Watching Showtime’s recently canceled series The First Lady as Betty Ford — my mom — stumbled drunkenly around our Virginia home, and then the White House, was painful. Not because I am her daughter, or because it revisited a difficult time for me, but because it didn’t ring true.
Though my mother was very open about her struggles with prescription painkillers and alcohol, she did not spend those years in a cliché-infused-alcoholic haze. As my friend, former chief White House photographer David Hume Kennerly, put it: “She wasn’t prancing around 1600 Pennsylvania Avenue plastered.”
To be sure, our family felt the confusion, frustration and pain addiction brings. I don’t want to sugarcoat this chronic, progressive and too-often fatal health condition that has killed a million Americans over the past 20 years.
Yet, my mother was also the exceptional parent and First Lady you would expect. Addiction was something she had at the time, but it wasn’t who she was, and it wasn’t even evident to most. In fact, the world was surprised to hear in 1978 that she had sought professional help for her disease — and that she announced it so transparently.
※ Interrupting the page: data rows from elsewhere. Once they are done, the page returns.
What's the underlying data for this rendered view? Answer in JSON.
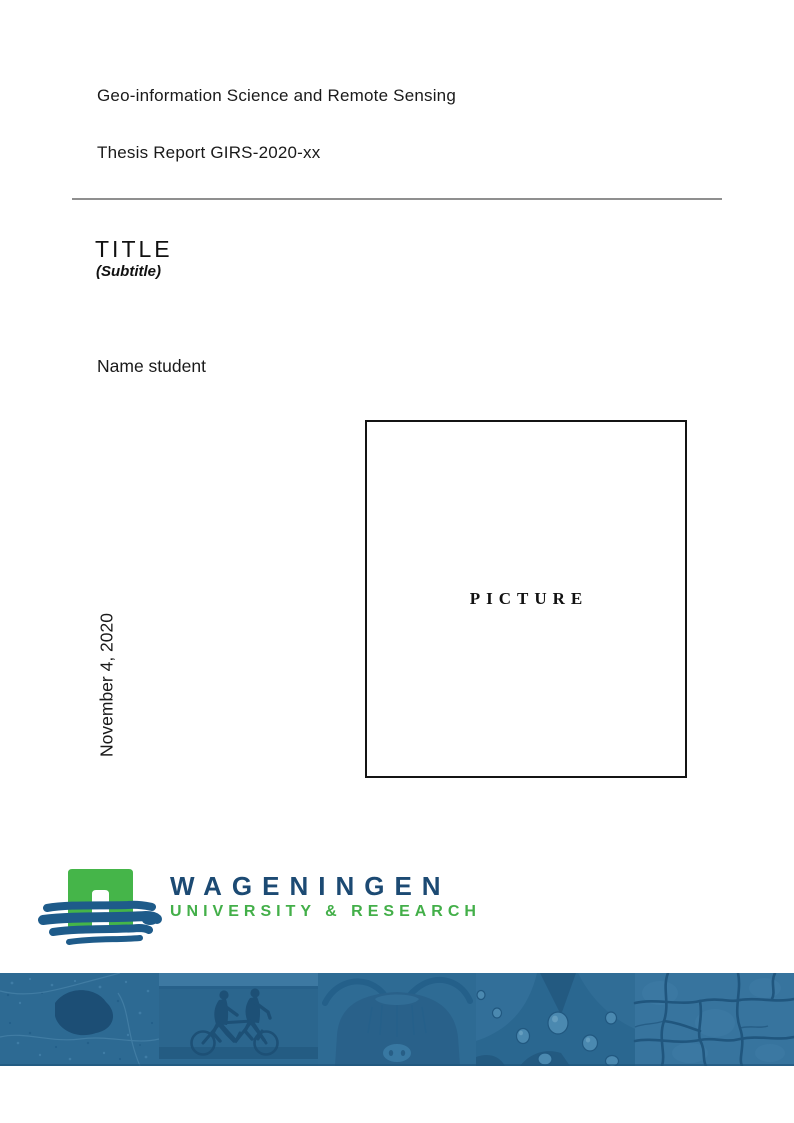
{
  "page": {
    "program": "Geo-information Science and Remote Sensing",
    "report_id": "Thesis Report GIRS-2020-xx",
    "title": "TITLE",
    "subtitle": "(Subtitle)",
    "author": "Name student",
    "picture_placeholder": "PICTURE",
    "date": "November 4, 2020"
  },
  "logo": {
    "wordmark_line1": "WAGENINGEN",
    "wordmark_line2": "UNIVERSITY & RESEARCH",
    "colors": {
      "navy_text": "#1C4A73",
      "green_text": "#43AF49",
      "arch_green": "#45B549",
      "brush_blue": "#1E5B8A"
    }
  },
  "footer": {
    "strip_base_color": "#2E6B94",
    "strip_dark_color": "#1D5076",
    "segments": [
      {
        "name": "aerial-landscape"
      },
      {
        "name": "tandem-cyclists"
      },
      {
        "name": "highland-cow"
      },
      {
        "name": "leaf-droplets"
      },
      {
        "name": "cracked-earth"
      }
    ]
  }
}
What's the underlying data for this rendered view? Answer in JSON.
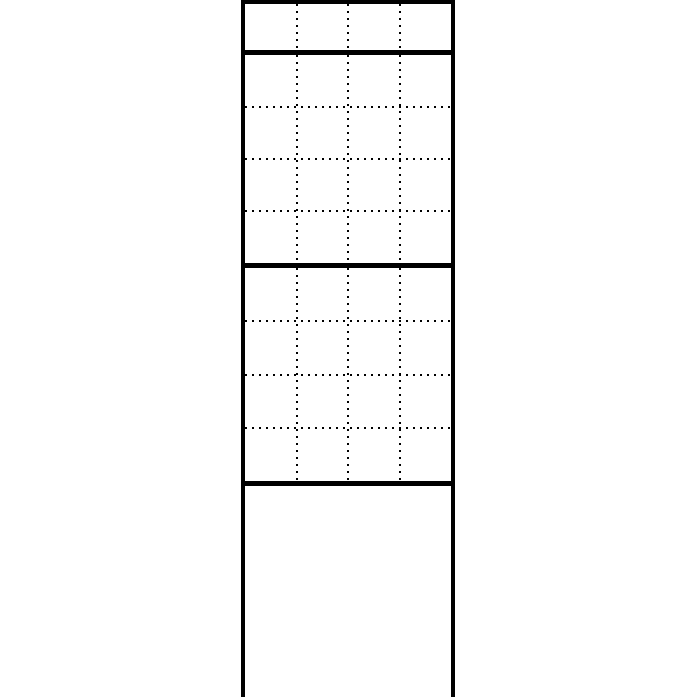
{
  "figure": {
    "type": "technical-line-drawing",
    "description": "Tall free-standing modular panel post: one narrow top module row, two stacked 4x4 module grids with dotted division lines, and an open-bottom post base formed by two side rails",
    "background_color": "#ffffff",
    "line_color": "#000000",
    "sections": [
      {
        "id": "top-module-row",
        "columns": 4,
        "rows": 1,
        "grid_style": "dotted",
        "outline": "solid-closed"
      },
      {
        "id": "upper-module-grid",
        "columns": 4,
        "rows": 4,
        "grid_style": "dotted",
        "outline": "solid-closed"
      },
      {
        "id": "lower-module-grid",
        "columns": 4,
        "rows": 4,
        "grid_style": "dotted",
        "outline": "solid-closed"
      },
      {
        "id": "post-base",
        "columns": 1,
        "rows": 1,
        "grid_style": "none",
        "outline": "side-rails-open-bottom"
      }
    ]
  }
}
Generally speaking, I appreciate every opportunity to elevate awareness about substance use disorder and recovery. But when addiction is routinely sensationalized — when stigma and stereotypes run freely in place of specificity and truth-telling — there are consequences. The mom watching at home and struggling quietly on the inside, and the family that doesn’t see her crashing through windows, causing public scenes or the dancing all the way to “rock bottom,” — may not relate, and may not seek help — because, “at least I’m not that bad.”
It’s true that many folks relate to the experience in the stereotypes, too, but there’s real value in sticking to the truth, whatever it is. And The First Lady not only embellished my mom’s addiction story but contained numerous other important inaccuracies — among them false portrayals of her disagreeing with my father’s pardon of President Nixon and of dad’s top aides Donald Rumsfeld and Dick Cheney constantly seeking to suppress my mother’s voice.
Despite all of the dramatic licenses taken, I heard positive feedback about the Betty Ford portion of the series and the talents of Michelle Pfeiffer, who portrayed my mother. It is gratifying to see a new generation clued in to the force for good that my mother was, and I hope many will pursue more informative missives into her life, including her own moving autobiographies. And I am grateful for those who called the Hazelden Betty Ford Foundation (where I serve on the board) helpline that Showtime displayed after one episode.
But with the United States facing our worst addiction crisis ever, I only wish the producers had consulted me and others who were there when the real story unfolded. The public needs and deserves hope without the trope, and together, we might have accomplished that.
Susan Ford Bales is a Hazelden Betty Ford Foundation trustee and the daughter of President Gerald Ford and First Lady Betty Ford. She lives in Texas.